If you are looking for a new service line to add—one that could be a dream to get off the ground—then don’t rest until you determine if your community needs a sleep center. In the past decade, the number of people reporting sleep problems has increased nearly 13%, according to the National Sleep Foundation. The growing number of potential patients, combined with a low start-up cost, minimal operating expense, and high level of reimbursement, makes this service line something you shouldn’t sleep on.
On average, hospital-based sleep labs bring in $1,100 to $1,200 revenue per patient from third-party payers, against an expense per patient of approximately $600, earning a net profit of $500 to $600 per patient visit. If the volume is sufficient, the center can break even or even make a profit within the first year.

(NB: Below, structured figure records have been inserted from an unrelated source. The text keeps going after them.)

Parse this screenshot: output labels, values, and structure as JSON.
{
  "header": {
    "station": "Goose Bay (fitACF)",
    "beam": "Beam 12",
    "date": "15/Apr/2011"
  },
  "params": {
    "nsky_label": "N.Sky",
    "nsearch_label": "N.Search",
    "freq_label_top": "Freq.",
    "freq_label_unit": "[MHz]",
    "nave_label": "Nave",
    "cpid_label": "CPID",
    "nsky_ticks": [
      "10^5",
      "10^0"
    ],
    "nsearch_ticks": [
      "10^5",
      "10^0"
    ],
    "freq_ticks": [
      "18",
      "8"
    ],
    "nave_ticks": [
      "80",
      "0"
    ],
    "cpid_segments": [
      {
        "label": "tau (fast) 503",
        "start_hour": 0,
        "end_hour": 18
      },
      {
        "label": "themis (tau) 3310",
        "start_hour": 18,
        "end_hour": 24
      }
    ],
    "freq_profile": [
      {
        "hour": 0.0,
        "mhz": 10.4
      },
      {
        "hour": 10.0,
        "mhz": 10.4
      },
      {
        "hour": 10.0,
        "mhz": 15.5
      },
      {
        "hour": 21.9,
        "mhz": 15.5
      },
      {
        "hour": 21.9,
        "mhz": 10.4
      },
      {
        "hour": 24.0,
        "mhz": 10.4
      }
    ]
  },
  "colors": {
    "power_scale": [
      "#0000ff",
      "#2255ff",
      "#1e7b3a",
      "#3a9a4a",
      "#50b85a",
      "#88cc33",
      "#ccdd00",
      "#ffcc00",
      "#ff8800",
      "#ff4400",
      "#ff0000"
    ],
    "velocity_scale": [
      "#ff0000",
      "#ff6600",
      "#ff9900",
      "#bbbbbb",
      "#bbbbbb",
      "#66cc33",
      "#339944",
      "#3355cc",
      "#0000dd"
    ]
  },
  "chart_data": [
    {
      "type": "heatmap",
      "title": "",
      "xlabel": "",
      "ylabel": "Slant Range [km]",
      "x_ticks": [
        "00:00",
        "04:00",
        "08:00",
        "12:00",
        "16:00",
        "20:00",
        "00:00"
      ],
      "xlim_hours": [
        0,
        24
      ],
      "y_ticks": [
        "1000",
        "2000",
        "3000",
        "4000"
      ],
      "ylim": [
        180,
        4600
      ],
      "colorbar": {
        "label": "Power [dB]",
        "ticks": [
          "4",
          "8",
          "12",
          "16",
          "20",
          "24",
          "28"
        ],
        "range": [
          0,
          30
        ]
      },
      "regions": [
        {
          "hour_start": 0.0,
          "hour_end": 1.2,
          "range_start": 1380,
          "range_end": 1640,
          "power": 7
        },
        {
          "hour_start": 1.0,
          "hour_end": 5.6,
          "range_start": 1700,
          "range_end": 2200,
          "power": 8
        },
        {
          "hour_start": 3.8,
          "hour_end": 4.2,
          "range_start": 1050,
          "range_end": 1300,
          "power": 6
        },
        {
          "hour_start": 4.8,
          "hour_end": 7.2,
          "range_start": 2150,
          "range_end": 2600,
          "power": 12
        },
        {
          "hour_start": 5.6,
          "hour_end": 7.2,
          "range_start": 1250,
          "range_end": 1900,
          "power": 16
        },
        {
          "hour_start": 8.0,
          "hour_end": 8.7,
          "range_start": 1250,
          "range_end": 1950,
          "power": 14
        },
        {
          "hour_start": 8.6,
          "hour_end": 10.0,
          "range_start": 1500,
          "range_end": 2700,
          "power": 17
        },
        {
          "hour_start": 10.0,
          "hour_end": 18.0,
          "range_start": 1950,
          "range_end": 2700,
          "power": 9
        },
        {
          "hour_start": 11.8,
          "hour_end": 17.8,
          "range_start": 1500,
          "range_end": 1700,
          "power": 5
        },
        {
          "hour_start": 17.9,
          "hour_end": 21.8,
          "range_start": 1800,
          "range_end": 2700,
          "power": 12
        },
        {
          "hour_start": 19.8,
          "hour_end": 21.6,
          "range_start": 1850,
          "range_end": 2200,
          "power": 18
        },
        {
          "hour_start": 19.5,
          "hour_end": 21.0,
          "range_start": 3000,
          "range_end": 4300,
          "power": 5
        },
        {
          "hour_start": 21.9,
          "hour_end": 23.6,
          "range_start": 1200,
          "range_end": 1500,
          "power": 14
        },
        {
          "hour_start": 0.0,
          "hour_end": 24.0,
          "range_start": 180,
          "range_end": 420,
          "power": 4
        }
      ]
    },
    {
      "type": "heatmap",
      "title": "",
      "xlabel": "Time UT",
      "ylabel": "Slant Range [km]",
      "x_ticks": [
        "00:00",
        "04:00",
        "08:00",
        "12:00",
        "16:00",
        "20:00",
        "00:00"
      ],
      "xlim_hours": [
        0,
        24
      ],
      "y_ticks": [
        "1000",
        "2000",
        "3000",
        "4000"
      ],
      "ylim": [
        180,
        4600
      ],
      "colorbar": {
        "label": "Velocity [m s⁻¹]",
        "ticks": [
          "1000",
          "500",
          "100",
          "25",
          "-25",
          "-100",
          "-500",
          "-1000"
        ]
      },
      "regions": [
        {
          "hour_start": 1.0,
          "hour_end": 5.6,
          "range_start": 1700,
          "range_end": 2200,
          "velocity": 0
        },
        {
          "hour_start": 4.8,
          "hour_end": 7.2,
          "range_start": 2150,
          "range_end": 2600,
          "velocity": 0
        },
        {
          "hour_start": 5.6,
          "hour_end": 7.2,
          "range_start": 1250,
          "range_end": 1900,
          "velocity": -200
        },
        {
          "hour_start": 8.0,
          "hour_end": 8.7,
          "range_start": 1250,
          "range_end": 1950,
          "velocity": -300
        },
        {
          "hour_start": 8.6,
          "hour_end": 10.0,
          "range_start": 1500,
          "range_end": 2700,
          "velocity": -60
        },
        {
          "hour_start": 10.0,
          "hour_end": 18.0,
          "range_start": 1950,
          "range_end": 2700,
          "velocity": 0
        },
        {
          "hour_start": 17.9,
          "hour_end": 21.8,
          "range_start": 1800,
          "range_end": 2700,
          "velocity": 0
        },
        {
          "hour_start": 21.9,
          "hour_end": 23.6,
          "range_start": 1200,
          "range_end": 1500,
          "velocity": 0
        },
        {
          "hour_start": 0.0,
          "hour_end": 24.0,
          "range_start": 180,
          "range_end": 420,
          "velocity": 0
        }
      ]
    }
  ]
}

Since their inception in the 1970s, nearly 3,500 sleep labs or centers have been opened across the country. Approximately 1,400 of these centers are accredited by the American Academy of Sleep Medicine. Research supports the need for these facilities; new studies link sleep disorders with increased risk of stroke, cardiac disease, diabetes, rheumatoid arthritis, metabolic disorders, and other ailments.
Making sleep centers even more attractive to healthcare financial leaders is that these facilities can operate as an ancillary service, either in-house or as satellites off-campus. Yet for billing purposes, hospitals and health systems are still able to use the same provider number without sacrificing the most expensive real estate—a hospital bed.
Paul Brown, manager of non-invasive cardiology and sleep labs at Genesys Regional Medical Center in Grand Blanc, MI, says that over the past 25 years, he has seen steady growth in sleep lab service lines, from one bed in 1985 to two off-campus locations today, 10-bed and 4-bed facilities.